Things kind of petered out at that point, Ruhn sitting back down and staring into the fire. Mary coming to stand next to Rhage, her arm linking through his.

“There’s one other thing,” V announced as he addressed the uncle. “The King wants to meet you. Before you can see Bitty, you will be required to sit in his presence.”

Ruhn nodded slowly. “All right. Whatever it takes.”

But the guy was obviously not looking forward to it. Because he had something to hide? Rhage wondered.

“I’m going to be in on that,” Rhage said. “I will be in on that audience.”

“Wrath wants it private.” V shook his head. “And by that, he meant without you or Mary.”

“It really should be just between the two of them.” Mary stroked his arm. “When will that meeting occur? We should wait to speak to her until it happens—”

“He can sit in if he wants.” Ruhn shrugged as all eyes swung back his way. “I have nothing to hide. I mean, I’m just a nobody, and I’m used to my lack of status. No reason to have airs if you’ve got nothing to back them up with, and if all you’ve done is live a simple, honest life? That’s the kind of thing you can explain even to a King, with a straight back and a level eye—no matter who else is in the room with you.”

Rhage blinked. And then had a horrible thought.

Fuck, under other circumstances, he might have liked the guy.

“We appreciate that, Ruhn.” Again, Marissa with her gentle way was easing things. “But it is better if it’s just you and Wrath. And a guard.”

“Wrath said he could come here now,” somebody interjected.

“Then we should go.” Mary looked at Rhage. “Let’s just go, all right? And we’ll hang out somewhere and wait for word about the meeting with Wrath before we head home.”

Someone said something—Marissa. And then Mary was talking. After that, people started nodding like there was some kind of consensus happening.

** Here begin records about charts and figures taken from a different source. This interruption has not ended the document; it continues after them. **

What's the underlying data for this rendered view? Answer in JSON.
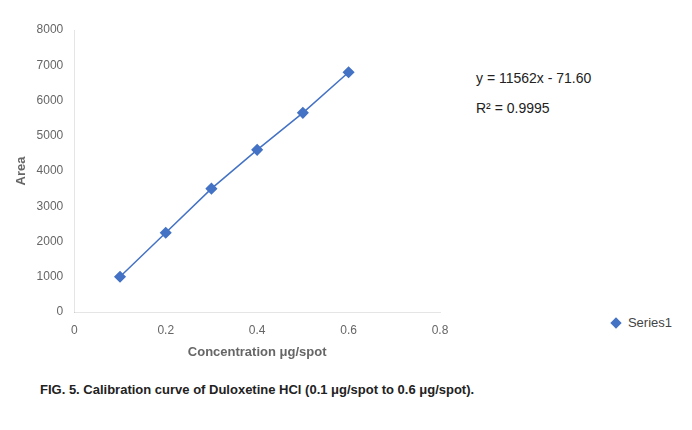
{
  "chart_data": {
    "type": "line",
    "x": [
      0.1,
      0.2,
      0.3,
      0.4,
      0.5,
      0.6
    ],
    "series": [
      {
        "name": "Series1",
        "color": "#4472C4",
        "marker": "diamond",
        "values": [
          1000,
          2250,
          3500,
          4600,
          5650,
          6800
        ]
      }
    ],
    "xlim": [
      0,
      0.8
    ],
    "xticks": [
      0,
      0.2,
      0.4,
      0.6,
      0.8
    ],
    "ylim": [
      0,
      8000
    ],
    "yticks": [
      0,
      1000,
      2000,
      3000,
      4000,
      5000,
      6000,
      7000,
      8000
    ],
    "xlabel": "Concentration μg/spot",
    "ylabel": "Area",
    "annotations": [
      "y = 11562x - 71.60",
      "R² = 0.9995"
    ],
    "caption": "FIG. 5. Calibration curve of Duloxetine HCl (0.1 μg/spot to 0.6 μg/spot).",
    "legend": "lower right",
    "grid": false
  }
}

Then it was time to leave—and Rhage put his arm around Mary’s waist as they walked to the double doors. They paused as Z did the duty of letting them out.

Just as Rhage was stepping from the room, he glanced over his shoulder. Ruhn was still sitting on that sofa in front of the fire, the mostly untouched tea service in front of him, his hands lying on his thighs, his eyes unfocused.

He was nervous. But he wasn’t backing away.

“Come on,” Mary said.

Next thing Rhage knew, he was behind the wheel of the GTO, the engine was on, and the heater was going.

“You want to get something to eat?” he asked, even though he wasn’t hungry.

“Sure. Let’s go to that twenty-four-hour diner you like. The one with all the different kinds of pie.”

“Sounds good.”

Annnnnd so, some ten minutes later, he was parking between a heavy-duty pickup truck and a BMW. Snow was swirling in the air again, but not heavily—as if maybe the clouds above had separation anxiety and were reluctant to let their flakes fly.

The All-Nighter, as the place was called, was your standard diner, with a blinking sign outside and a row of bar stools at the counter inside. There was an annex that had tables, and waitresses who were bored and hostile, and a loyal clientele of which he was a member. On the menu? Free coffee, pie that was to die for, and breakfast around the clock—as well as a Reuben that could make you see God every time you bit down.